Though cppreference mentions an "order of operation" I see a limitation: object existence may still be a prerequisite. Order of operation (implicit creation, then "copy") is stated at timsong-cpp.github.io/cppwp/n4861/cstring.syn#3 but timsong-cpp.github.io/cppwp/n4861/cstring.syn#1 sends to (for instance) open-std.org/JTC1/SC22/WG14/www/docs/n3220.pdf §7.26.2.3 that states that source is the address of an object (though in C sense) and my reading is that this existence is prior to the call.
The C definition of object is much more lax and much less important than in C++; if you're trying to claim C object rules apply in C++, you may as well just discard most C APIs incorporated by reference without modification to the C++ standard, because their spec clearly wasn't written with C++ in mind. If the C++-specific rules say it creates objects first, it creates objects first.
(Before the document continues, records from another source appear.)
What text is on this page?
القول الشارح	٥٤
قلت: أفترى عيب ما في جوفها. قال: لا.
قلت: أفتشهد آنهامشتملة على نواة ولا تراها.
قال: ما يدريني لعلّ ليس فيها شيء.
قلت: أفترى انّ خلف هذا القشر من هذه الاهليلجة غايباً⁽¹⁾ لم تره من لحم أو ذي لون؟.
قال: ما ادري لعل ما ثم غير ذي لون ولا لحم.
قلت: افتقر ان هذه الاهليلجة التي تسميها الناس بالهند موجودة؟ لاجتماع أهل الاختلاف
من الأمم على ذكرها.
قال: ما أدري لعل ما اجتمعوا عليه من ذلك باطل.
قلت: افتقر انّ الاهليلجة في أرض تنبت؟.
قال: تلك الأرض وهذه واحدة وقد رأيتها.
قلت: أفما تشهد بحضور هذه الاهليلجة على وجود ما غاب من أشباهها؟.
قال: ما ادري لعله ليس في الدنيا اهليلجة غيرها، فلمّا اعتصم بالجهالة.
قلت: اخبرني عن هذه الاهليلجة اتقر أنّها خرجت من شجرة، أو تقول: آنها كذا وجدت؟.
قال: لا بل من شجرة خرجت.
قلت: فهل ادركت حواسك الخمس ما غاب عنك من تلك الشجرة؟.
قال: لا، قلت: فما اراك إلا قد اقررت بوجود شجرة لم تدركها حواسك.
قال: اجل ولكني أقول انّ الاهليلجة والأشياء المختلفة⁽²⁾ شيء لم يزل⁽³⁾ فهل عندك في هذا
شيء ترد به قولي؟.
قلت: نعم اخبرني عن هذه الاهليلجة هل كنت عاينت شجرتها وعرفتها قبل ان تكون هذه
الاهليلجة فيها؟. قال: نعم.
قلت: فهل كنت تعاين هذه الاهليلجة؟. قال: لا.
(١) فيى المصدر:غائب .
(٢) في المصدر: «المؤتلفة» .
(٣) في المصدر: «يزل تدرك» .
besides I've just found also this close question: stackoverflow.com/questions/53340727/… The accepted answer is that using mmap or any memory mapping is UB in C++, though it has resulted in a heated debate.
That question is from 2018, and predates the defect report that backported the concept of implicit object creation to all C++ standards (with it being directly incorporated into C++20).
Please see Nate Eldredge's comment under the question.